De fait, bien d’autres structures ont des volumes différents entre hommes et femmes. Cela concerne notamment des structures sous-corticales comme l’amygdale, le putamen, le pallidum, le thalamus, y compris lorsque les différences de volume cérébral total sont prises en compte — ce qui est important puisque les différences de volume total entre les sexes induisent mécaniquement des différences locales (Paus, 2010).

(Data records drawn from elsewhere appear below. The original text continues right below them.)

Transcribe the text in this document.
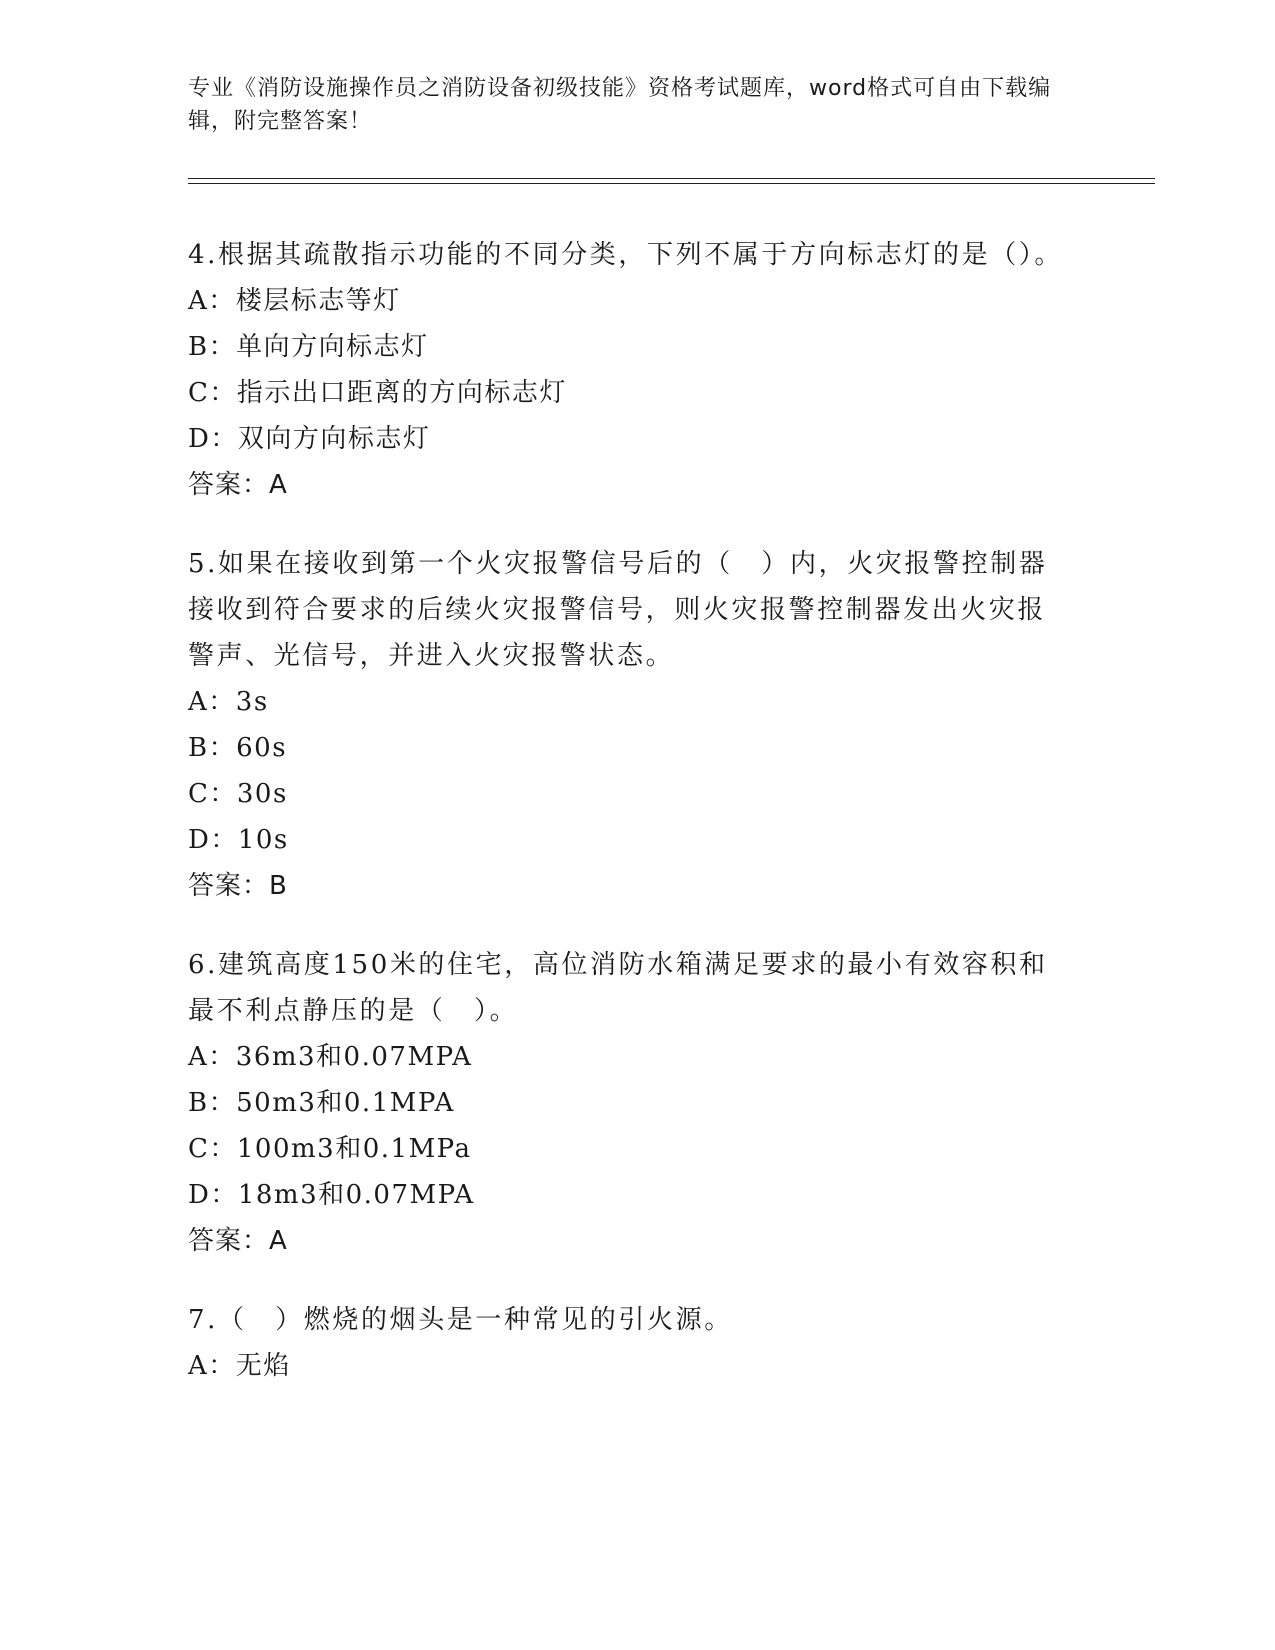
专业《消防设施操作员之消防设备初级技能》资格考试题库，word格式可自由下载编辑，附完整答案！
4.根据其疏散指示功能的不同分类，下列不属于方向标志灯的是（）。
A：楼层标志等灯
B：单向方向标志灯
C：指示出口距离的方向标志灯
D：双向方向标志灯
答案：A
5.如果在接收到第一个火灾报警信号后的（　）内，火灾报警控制器接收到符合要求的后续火灾报警信号，则火灾报警控制器发出火灾报警声、光信号，并进入火灾报警状态。
A：3s
B：60s
C：30s
D：10s
答案：B
6.建筑高度150米的住宅，高位消防水箱满足要求的最小有效容积和最不利点静压的是（　）。
A：36m3和0.07MPA
B：50m3和0.1MPA
C：100m3和0.1MPa
D：18m3和0.07MPA
答案：A
7.（　）燃烧的烟头是一种常见的引火源。
A：无焰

De même, une récente méta-analyse d’Amber Ruigrock et ses collègues (2014) regroupant les résultats de milliers de personnes fait le point sur ces dimorphismes et rapporte de nombreuses régions corticales et sous-corticales montrant des différences de volumes de matière grise. Dans certaines régions, ce sont les femmes qui ont plus de matière grise, ce qui ne peut en aucun cas s’expliquer par la différence de volume total. Le cortex des hommes et celui des femmes diffèrent donc par des variations locales subtiles, certaines régions étant relativement plus développées chez les femmes que chez les hommes, et vice-versa.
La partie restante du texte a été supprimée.